Vous maudirez mes délais, chère amie, cependant il n’y a absolument pas de ma faute, comme je vous l’ai expliqué par ma lettre d’hier. Il faut aller d’un trait de Genève à Schaffhouse où il faut attendre la diligence suivante, ou il faut prendre des voituriers.

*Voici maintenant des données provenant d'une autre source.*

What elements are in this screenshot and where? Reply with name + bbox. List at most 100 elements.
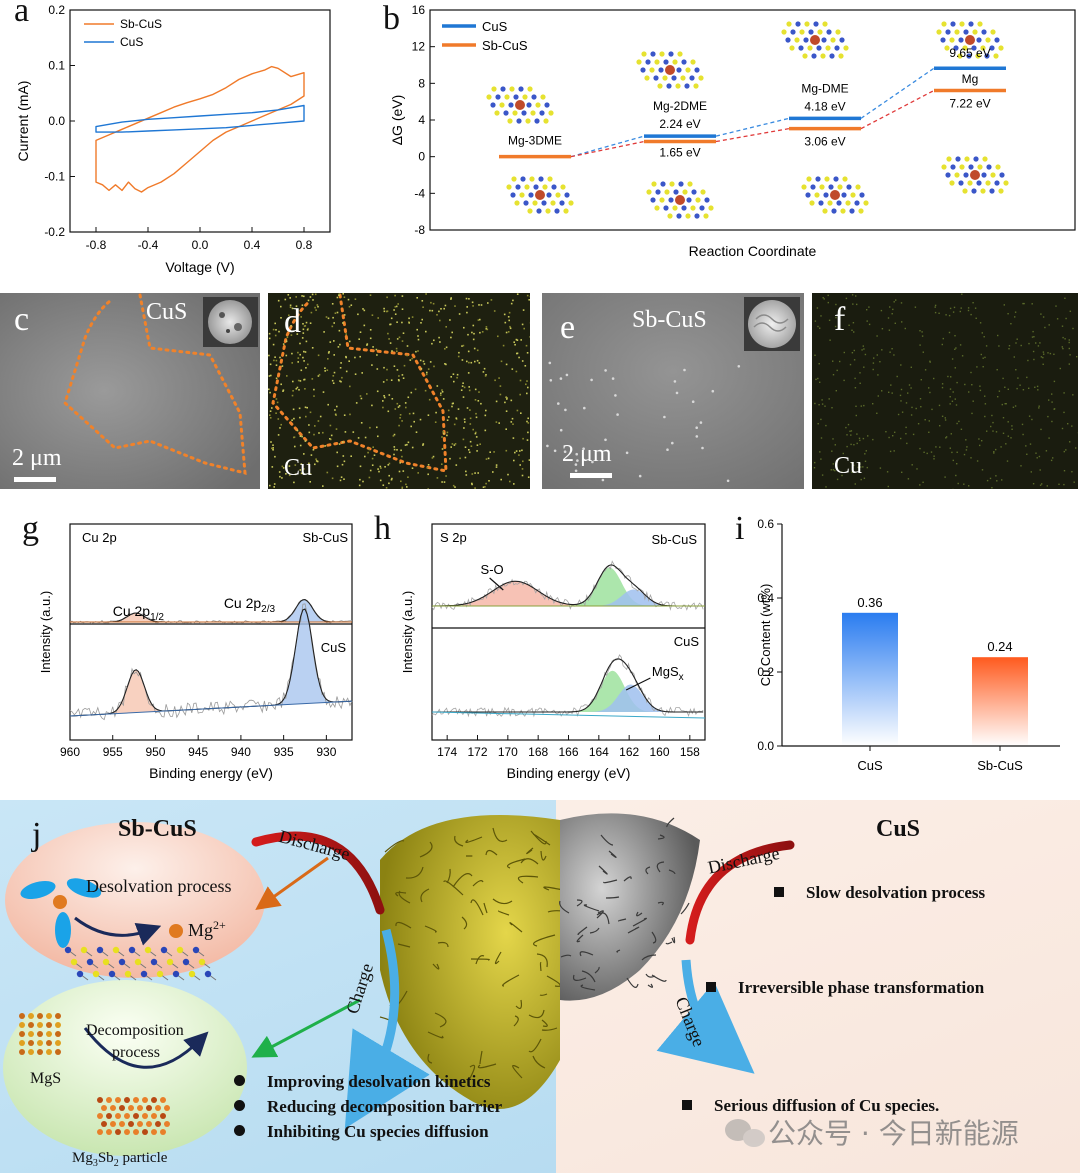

Notre négociant bernois étoit de retour de la foire de Leipzig, ce que je ne croyois pas, il n’en étoit pas plus facile à trouver parce qu’il va continuellement à la campagne. Quelque peu d’heures après mon arrivée que je me rendisse chez lui hier, il étoit déjà reparti et il n’est rentré que tard. Je lui envoyai donc un billet pour lui dire que j’allois voir Frédéric et qu’en passant ici j’avois besoin de lui parler. Aussitôt rentré il m’a envoyé quelqu’un de ses gens et m’a invité fort obligeamment à dîner pour aujourd’hui. N’étant pressé par le départ d’aucune diligence, j’ai accepté sans hésiter, car j’ai pensé que nous causerions de cette façon plus à notre aise affaires de commerce. Dans l’après-dîner je partirai pour Soleure et j’y remettrai demain matin votre billet, qui seul m’a paru valoir la peine de faire ce détour de quelques lieues. Si je trouve d’abord la personne, je me mettrai de bonne heure en route pour Zurich, où je serai en tout cas après-demain. Je ne gagnerois rien en allant directement à Schaffhouse, c’est quelques lieues de moins, mais en revanche les routes sont mauvaises. Lundi je serai à Schaffhouse avec la diligence: je n’aurois pu y arriver que mardi et la différence du prix avec les paquets que j’ai est peu considérable. En partant la nuit de Schaffhouse j’arriverai mardi de bonne heure à Ulm, je ferai autant de diligence que je pourrai pour arriver le 1er juillet au lieu de ma destination. Ce sont mes commissions qui m’ont arrêté ici.
Voici une pluye battante et qui a l’air de devoir durer. Quand on est couvert cela vaut encore mieux que la chaleur.
Mille adieux, je m’en vais porter ceci moi-même à la poste. Il m’est bien dur d’être si longtemps sans vos nouvelles.